The extra cars heading to a much-bigger mall will cause traffic and parking chaos, said Bob Tai, owner of Oodles Technology Co. Ltd. in neighboring Parker Place mall.
"Traffic will be the number one concern. Traffic right now is bad enough."
Aberdeen currently has 480 parking stalls. The proposal calls for a four-storey parkade with 1,600 stalls. You don't solve a traffic problem by encouraging more cars, Tai said.
"If they are anticipating that kind of traffic, I don't see how that will solve the problem," he said.
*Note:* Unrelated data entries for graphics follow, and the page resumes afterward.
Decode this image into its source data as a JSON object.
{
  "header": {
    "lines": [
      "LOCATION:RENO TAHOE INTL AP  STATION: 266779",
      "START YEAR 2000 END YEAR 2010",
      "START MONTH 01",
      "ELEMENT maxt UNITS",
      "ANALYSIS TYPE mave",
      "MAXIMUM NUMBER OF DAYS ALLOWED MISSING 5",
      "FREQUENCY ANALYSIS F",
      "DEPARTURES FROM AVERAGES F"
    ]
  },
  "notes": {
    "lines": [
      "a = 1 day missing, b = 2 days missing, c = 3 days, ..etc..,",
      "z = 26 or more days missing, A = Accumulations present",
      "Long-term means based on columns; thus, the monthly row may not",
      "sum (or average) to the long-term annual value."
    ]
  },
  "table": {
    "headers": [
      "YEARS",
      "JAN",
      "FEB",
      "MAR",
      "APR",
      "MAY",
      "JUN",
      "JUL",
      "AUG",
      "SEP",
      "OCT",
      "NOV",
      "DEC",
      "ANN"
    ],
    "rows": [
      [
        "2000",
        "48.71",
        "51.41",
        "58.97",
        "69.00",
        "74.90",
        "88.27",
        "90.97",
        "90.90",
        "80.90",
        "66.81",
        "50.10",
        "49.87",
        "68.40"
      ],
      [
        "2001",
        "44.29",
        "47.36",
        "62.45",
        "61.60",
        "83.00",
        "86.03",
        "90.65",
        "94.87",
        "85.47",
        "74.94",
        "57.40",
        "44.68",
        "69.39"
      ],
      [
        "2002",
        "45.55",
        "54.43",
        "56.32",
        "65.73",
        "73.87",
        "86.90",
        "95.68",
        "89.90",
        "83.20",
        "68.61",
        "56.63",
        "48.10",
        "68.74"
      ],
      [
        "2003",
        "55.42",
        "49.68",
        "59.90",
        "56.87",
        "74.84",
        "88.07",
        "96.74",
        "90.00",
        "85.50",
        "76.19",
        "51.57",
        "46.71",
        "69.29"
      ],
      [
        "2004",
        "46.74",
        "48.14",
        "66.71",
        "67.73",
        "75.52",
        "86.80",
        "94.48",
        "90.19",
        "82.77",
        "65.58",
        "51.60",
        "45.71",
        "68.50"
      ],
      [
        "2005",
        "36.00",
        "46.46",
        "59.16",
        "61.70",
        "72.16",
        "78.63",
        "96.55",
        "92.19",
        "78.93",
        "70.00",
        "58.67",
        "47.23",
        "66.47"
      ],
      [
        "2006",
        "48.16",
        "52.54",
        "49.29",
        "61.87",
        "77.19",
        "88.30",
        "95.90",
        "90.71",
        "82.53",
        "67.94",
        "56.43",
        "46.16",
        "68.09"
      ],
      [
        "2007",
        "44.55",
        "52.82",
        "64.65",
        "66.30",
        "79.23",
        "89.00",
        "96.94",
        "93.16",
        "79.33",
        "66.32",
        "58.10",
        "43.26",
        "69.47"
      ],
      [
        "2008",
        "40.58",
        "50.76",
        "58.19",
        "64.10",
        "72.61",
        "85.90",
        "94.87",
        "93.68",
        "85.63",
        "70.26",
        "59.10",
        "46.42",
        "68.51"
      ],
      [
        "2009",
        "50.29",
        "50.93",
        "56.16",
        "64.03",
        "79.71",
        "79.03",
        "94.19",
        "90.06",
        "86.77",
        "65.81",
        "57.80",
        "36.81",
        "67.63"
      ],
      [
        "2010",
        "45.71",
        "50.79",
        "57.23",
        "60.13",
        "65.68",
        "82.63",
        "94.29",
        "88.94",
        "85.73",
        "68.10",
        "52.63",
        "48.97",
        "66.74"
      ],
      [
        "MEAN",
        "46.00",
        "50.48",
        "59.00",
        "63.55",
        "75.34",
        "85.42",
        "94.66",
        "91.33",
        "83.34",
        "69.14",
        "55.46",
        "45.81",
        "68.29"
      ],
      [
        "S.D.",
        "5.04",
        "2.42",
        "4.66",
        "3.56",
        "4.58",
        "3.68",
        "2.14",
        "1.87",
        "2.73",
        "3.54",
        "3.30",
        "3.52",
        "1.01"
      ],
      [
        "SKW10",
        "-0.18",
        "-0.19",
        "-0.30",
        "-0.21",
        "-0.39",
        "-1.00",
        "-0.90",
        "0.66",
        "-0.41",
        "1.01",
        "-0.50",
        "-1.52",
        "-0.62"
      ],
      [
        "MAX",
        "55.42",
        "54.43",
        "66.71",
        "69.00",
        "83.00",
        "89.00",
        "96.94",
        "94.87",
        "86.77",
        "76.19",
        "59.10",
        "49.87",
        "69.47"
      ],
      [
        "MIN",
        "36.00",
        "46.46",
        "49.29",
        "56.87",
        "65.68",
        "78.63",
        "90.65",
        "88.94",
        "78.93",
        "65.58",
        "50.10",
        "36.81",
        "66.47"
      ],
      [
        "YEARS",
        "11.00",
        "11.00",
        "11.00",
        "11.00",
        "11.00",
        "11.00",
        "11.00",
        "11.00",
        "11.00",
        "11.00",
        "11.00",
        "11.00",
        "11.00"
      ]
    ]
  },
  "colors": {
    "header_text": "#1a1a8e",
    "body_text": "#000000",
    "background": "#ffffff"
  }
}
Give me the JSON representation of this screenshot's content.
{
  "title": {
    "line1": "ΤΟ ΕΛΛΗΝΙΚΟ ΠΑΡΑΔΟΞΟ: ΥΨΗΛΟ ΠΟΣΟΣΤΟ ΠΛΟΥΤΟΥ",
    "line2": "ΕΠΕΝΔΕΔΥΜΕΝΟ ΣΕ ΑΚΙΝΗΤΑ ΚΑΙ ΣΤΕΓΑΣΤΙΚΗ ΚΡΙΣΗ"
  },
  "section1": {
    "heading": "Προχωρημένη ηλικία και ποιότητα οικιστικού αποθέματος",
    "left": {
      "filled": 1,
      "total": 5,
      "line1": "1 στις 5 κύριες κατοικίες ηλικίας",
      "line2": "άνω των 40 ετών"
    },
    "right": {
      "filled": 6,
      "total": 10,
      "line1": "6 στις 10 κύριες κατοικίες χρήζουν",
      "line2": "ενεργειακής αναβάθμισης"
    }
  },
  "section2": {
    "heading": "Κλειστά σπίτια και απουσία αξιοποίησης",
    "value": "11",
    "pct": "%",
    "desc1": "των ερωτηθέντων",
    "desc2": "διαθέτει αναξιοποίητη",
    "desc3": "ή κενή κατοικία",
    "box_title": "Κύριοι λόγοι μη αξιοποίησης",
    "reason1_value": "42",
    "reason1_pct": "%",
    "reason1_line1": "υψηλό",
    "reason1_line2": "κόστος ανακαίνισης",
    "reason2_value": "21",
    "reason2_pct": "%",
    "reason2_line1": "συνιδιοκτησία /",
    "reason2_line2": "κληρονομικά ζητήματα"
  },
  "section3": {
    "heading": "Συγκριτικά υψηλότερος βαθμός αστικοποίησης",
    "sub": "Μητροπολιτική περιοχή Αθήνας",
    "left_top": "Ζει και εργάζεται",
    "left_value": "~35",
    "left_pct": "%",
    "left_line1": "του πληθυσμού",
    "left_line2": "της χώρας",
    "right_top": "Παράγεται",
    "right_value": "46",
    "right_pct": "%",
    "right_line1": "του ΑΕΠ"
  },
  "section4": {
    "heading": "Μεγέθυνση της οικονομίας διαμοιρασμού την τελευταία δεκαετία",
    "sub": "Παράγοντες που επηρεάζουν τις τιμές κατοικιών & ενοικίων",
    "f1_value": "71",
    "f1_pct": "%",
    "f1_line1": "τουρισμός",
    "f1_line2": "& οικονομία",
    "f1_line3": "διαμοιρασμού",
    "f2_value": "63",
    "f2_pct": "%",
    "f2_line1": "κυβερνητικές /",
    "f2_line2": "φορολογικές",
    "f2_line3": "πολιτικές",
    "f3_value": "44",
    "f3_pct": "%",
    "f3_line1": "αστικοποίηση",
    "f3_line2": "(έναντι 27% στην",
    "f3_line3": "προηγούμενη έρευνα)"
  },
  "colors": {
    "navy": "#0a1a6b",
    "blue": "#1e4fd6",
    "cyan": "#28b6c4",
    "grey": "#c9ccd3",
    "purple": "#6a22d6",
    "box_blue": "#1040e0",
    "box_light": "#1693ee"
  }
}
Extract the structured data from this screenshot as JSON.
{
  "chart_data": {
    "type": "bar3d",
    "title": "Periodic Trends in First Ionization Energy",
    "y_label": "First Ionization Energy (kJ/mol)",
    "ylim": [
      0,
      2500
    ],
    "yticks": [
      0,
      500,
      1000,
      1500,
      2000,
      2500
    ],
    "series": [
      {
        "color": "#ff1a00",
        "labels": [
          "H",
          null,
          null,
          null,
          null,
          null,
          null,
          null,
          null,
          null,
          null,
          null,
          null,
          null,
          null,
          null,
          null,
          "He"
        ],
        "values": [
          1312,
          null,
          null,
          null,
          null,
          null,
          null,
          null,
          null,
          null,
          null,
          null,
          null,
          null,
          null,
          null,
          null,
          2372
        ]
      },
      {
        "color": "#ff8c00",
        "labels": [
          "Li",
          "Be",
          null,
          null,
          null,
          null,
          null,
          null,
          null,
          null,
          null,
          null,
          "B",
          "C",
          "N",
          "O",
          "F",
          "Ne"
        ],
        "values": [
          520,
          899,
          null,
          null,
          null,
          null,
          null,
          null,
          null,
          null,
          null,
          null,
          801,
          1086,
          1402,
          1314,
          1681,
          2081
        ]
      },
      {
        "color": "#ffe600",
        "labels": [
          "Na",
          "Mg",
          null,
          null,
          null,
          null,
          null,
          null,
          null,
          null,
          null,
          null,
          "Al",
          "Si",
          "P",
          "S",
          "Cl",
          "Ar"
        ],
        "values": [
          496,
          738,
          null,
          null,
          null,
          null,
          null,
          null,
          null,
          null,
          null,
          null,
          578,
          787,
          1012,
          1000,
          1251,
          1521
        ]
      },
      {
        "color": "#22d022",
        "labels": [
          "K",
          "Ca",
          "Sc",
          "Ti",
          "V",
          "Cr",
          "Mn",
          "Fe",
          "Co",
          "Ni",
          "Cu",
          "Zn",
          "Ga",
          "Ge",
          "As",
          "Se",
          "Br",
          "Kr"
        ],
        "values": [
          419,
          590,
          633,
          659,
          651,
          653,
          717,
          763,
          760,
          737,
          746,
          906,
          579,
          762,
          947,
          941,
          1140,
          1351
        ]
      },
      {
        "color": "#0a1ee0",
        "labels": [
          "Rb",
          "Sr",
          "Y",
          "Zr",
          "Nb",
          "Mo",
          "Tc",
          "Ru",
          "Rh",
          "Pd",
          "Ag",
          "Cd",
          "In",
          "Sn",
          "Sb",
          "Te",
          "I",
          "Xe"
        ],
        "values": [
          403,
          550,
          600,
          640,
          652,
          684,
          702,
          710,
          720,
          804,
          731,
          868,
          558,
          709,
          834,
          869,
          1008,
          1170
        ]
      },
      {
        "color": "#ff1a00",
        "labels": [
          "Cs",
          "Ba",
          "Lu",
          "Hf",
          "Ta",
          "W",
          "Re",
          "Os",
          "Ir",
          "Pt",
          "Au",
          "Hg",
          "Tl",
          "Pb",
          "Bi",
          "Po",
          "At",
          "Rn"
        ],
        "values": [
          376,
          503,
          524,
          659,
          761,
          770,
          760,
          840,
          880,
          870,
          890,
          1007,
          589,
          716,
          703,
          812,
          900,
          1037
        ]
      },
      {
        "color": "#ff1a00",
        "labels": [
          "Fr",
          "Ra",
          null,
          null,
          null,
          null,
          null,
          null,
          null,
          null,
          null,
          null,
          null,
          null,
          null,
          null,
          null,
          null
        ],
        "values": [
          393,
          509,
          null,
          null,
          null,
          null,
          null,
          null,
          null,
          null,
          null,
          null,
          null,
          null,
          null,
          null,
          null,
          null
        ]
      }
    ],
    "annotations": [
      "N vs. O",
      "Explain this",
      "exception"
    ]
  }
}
"We are scared because if it goes ahead we are going to suffer," Tai added.
But Gene Cheng, marketing vice-president for Aberdeen's parent company, Fairchild Developments Ltd., denied construction will jeopardize existing businesses. Other malls, like Oakridge Centre and Richmond Centre, have expanded without their stores going broke, he said. Construction would also be phased in to minimize any disruption to stores.
"By phasing it in, the cost to us is much larger and we are only doing it for the tenants to maintain as normal a business as possible," he said Tuesday.
Fairchild is also conducting three separate traffic studies. Preliminary traffic designs show the vehicle flow will improve once Hazelbridge Way is re-aligned to meet up with Northgate Way, Cheng said.
"Our expansion is good for the whole area."
The most "vocal" opponents come from tenants in neighboring malls, he noted, who may be in a "conflict of interest."
The merchants were also upset to read comments made by Cheng in a recent issue of The Review, stating that the outcome of an Aug. 19 public meeting was "positive" and that only four people questioned the mall's proposal.
The RAMC members say they were not satisfied with the meeting and have yet to receive detailed plans on the proposal.